Since 2000, Children with Hair Loss has donated more than 5,000 hair replacement and care kits to children across the United States. For the wig recipients, hair loss is just the beginning of the side effects they deal with. These kits are designed to assist children in a small way during their healing process.

Share Your Hair program director Elisabeth Cupp said it surprised her to see so many different people wanting to do a small thing by donating their hair. “It doesn’t take that much effort, and most of the time you are just going to cut it anyway,” she said. “So you can cut it and just get rid of it, or you can cut it and donate it to someone who needs it.”

Claire Fisher, a hair stylist at Studio 1030, agreed. She said people usually donate their hair because it’s long enough and they were planning on cutting it anyway. They have a “why not” attitude, “which is honestly all you really need sometimes.”

Lauren Rose, a freshman studying elementary education, was one of those people. She had been wanting a major hair transformation before leaving for college but hadn’t found the time. “When I saw the event, I thought, dang, this is the perfect excuse to finally cut my hair.”

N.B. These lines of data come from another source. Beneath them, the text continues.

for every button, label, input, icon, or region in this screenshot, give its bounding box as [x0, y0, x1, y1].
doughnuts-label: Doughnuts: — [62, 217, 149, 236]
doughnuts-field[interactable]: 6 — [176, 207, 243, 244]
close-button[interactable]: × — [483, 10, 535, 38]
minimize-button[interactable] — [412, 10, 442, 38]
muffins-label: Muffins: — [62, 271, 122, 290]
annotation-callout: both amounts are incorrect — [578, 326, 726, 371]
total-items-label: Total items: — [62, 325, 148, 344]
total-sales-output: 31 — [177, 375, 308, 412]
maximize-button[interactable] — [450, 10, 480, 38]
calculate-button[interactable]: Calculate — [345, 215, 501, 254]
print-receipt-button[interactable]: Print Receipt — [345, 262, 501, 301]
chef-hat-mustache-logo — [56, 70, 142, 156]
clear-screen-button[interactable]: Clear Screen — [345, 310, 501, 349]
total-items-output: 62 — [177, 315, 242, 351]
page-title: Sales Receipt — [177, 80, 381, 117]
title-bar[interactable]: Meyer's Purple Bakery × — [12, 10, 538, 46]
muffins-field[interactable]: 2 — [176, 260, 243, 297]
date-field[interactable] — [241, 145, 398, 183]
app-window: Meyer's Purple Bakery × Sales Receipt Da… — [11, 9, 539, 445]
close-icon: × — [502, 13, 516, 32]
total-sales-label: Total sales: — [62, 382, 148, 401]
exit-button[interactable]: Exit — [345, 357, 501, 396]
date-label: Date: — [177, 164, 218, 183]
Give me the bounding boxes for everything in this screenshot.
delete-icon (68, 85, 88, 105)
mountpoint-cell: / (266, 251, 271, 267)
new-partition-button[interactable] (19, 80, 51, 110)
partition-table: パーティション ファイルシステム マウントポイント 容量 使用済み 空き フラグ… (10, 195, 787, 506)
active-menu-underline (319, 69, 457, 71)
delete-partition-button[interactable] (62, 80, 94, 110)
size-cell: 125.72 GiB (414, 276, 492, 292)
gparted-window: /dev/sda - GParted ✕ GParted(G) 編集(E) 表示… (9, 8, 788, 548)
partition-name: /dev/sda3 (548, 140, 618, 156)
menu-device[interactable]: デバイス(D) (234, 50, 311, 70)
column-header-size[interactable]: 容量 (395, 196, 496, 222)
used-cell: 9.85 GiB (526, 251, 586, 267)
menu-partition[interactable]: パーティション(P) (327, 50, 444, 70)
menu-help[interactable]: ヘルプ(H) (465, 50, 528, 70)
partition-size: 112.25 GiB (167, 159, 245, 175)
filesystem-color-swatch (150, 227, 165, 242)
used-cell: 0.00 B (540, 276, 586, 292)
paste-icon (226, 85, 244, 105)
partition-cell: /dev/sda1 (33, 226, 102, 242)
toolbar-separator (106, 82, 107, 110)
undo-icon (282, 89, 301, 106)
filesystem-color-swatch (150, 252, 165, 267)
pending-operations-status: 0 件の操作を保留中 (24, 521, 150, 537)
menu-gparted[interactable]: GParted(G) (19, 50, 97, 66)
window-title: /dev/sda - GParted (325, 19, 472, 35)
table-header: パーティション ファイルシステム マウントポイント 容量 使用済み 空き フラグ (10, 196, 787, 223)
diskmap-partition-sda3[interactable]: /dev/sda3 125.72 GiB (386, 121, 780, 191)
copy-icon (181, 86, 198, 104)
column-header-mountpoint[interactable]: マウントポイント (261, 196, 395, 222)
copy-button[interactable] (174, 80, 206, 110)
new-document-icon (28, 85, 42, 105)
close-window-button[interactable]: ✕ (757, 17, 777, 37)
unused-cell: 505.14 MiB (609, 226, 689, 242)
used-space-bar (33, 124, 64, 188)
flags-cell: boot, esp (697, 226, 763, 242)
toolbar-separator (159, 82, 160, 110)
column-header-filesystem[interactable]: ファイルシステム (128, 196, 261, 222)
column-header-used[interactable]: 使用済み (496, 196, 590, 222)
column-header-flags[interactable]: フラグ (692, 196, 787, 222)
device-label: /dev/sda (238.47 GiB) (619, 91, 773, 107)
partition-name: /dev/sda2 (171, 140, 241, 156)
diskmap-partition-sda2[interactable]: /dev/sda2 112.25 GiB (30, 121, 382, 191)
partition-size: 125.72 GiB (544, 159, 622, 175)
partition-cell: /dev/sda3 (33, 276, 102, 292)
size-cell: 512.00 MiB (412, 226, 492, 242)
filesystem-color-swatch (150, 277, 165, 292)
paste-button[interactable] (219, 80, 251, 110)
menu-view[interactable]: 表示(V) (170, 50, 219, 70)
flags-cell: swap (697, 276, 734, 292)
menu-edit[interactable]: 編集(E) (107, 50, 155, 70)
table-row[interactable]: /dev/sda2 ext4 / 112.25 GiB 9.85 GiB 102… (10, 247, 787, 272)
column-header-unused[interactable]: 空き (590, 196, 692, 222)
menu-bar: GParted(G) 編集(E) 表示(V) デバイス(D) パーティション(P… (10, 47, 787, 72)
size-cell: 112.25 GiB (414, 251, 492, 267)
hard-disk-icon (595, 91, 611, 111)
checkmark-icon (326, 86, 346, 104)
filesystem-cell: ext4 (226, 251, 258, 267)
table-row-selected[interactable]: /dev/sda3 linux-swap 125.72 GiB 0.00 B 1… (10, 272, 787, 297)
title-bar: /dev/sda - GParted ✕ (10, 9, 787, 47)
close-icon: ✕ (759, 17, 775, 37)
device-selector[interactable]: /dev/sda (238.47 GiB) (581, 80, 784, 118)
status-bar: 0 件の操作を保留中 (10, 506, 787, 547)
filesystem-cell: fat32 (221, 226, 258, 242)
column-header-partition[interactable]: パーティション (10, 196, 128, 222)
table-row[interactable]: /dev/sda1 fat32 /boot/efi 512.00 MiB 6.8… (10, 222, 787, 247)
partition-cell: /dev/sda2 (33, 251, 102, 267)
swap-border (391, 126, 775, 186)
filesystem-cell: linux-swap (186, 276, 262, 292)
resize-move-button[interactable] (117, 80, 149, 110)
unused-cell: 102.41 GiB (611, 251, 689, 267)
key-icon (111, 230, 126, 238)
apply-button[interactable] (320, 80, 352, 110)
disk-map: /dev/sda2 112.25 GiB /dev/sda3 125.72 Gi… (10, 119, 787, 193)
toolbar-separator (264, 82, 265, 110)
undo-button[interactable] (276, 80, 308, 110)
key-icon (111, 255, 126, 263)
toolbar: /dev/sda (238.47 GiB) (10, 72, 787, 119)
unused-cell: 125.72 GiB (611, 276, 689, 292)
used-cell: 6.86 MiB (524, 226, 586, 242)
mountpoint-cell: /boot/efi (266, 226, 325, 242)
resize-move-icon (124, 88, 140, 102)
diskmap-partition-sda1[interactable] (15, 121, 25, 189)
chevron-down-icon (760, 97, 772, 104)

For Rose, the experience was exciting. She donated about 1.5 feet of hair, going from waist-length to shoulder-length hair. Rose said her hair stylist really got into the haircut and made it a fun experience.

For others, the experience was more nerve-racking. Kenna Fry, a freshman studying English, went from having waist-length hair to a pixie cut, which she called a “dramatic transformation.”

Before going to the hair salon, Fry looked at the Share Your Hair and Children with Hair Loss Instagram accounts. As she looked at the pictures of people sharing their hair and kids with wigs, she felt like someone else would enjoy her hair so much more than she did.

While it was a rough couple of days for Fry as she first adjusted to her new hairdo, she is now enjoying her short hair.

“My hair does mean a lot to me, but donating is a simple way I can serve,” family life senior Jane Christensen said. “It’s a nice way to share something that I’ve been blessed with.”

This semester’s Share Your Hair event was not the first time Christensen has donated her hair. Before leaving on a mission for The Church of Jesus Christ of Latter-day Saints, Christensen decided that in addition to giving her time and service, she also wanted to give her hair.

Christensen spent the duration of her mission growing out her hair and donated 12 inches when she returned home. She plans to regularly donate her hair in the future.

238 donations were made and turned into the Y-Serve Office during this semester’s event according to program director Elisabeth Cupp. Donations were at least eight inches, which means than more than 160 feet of hair was donated this semester. (Made with Canva by Aubry Black)

Over the duration of the event, 238 hair donations were collected and turned into the Y-Serve Office. The donations will be shipped to Children with Hair Loss.